Maroc : utiliser l’IA ou les réseaux sociaux pour un sondage électoral vous enverra en prison
Le gouvernement marocain s’apprête à durcir sa législation concernant les sondages d’opinion en période électorale. Un projet de loi, présenté par le ministre de l’Intérieur, vise à criminaliser spécifiquement l’utilisation des nouveaux outils technologiques pour réaliser ou publier de telles enquêtes, afin de lutter contre leur « usage inapproprié » visant à « influencer le déroulement normal du processus électoral ».

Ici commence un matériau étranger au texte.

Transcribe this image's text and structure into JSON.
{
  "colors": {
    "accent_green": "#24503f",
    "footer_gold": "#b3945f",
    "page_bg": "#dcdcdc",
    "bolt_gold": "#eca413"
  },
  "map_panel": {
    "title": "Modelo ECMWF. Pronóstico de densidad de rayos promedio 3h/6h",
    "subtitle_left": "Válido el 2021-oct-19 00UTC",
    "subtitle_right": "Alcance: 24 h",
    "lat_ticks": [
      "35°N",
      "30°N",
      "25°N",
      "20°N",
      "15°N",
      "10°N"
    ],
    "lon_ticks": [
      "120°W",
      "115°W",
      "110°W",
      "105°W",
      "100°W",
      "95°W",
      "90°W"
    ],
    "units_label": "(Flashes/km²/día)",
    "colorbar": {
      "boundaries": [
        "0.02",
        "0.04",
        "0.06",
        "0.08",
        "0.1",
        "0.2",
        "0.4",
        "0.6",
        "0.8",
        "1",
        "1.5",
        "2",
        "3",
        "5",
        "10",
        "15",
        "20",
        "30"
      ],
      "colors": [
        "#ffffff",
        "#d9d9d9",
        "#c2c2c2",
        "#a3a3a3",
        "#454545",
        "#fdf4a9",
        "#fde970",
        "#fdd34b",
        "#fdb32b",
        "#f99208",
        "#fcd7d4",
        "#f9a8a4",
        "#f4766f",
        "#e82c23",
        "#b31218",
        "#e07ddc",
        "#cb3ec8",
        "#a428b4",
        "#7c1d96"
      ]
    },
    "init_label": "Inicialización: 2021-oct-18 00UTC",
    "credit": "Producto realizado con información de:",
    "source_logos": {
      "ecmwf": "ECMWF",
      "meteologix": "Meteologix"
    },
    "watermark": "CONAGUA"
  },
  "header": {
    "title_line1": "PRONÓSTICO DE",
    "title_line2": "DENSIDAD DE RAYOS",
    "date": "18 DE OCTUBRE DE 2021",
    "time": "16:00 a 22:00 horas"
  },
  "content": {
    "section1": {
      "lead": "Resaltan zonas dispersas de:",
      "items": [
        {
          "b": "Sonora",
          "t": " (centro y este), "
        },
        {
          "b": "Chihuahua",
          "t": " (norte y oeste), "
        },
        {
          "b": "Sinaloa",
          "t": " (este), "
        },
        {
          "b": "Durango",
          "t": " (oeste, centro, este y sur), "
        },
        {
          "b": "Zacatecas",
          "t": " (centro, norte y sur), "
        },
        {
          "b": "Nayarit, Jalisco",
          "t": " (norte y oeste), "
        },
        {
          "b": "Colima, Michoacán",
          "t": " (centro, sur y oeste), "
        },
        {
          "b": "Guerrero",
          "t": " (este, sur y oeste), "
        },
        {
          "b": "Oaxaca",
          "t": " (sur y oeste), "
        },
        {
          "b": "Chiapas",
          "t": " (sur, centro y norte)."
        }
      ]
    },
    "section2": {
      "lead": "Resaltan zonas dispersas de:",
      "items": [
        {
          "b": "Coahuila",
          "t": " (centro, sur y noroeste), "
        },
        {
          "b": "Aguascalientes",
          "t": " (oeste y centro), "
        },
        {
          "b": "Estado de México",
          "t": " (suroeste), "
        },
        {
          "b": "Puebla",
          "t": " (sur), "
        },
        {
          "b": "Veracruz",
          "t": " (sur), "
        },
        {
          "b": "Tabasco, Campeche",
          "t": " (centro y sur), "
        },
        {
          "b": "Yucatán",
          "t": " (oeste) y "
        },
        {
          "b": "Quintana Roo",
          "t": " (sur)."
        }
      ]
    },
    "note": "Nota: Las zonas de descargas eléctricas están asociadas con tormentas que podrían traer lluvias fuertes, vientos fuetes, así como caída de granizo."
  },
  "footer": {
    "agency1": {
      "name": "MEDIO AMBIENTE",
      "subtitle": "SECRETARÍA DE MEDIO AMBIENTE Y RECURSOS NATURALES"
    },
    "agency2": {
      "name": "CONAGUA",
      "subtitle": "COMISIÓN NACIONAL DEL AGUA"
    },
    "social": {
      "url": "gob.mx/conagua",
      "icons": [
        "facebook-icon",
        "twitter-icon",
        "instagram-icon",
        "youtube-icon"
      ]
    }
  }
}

Le projet de loi cible explicitement l’essor des moyens modernes de communication. Il propose de criminaliser l’utilisation des réseaux sociaux, des réseaux de diffusion ouverte, des outils d’intelligence artificielle, ou de toute plateforme électronique pour réaliser ou publier un sondage d’opinion lié aux élections. Cette interdiction s’appliquerait durant la période sensible, définie du quinzième jour précédant le début de la campagne électorale jusqu’à la fin des opérations de vote.
Des peines de prison et de lourdes amendes
Pour garantir l’application de cette interdiction, le projet de loi prévoit un alourdissement significatif des sanctions. Les contrevenants s’exposeront à des « mesures répressives strictes ».
Toute personne ayant demandé la réalisation d’un sondage en violation de ces dispositions sera passible d’une peine d’emprisonnement de six mois à un an, accompagnée d’une amende allant de 10 000 à 250 000 dirhams. Le plafond de l’amende sera relevé à 500 000 dirhams si l’auteur de l’infraction est une personne morale. En complément, les auteurs de ces infractions pourront également être condamnés à la déchéance de leur capacité commerciale pour une durée de cinq ans.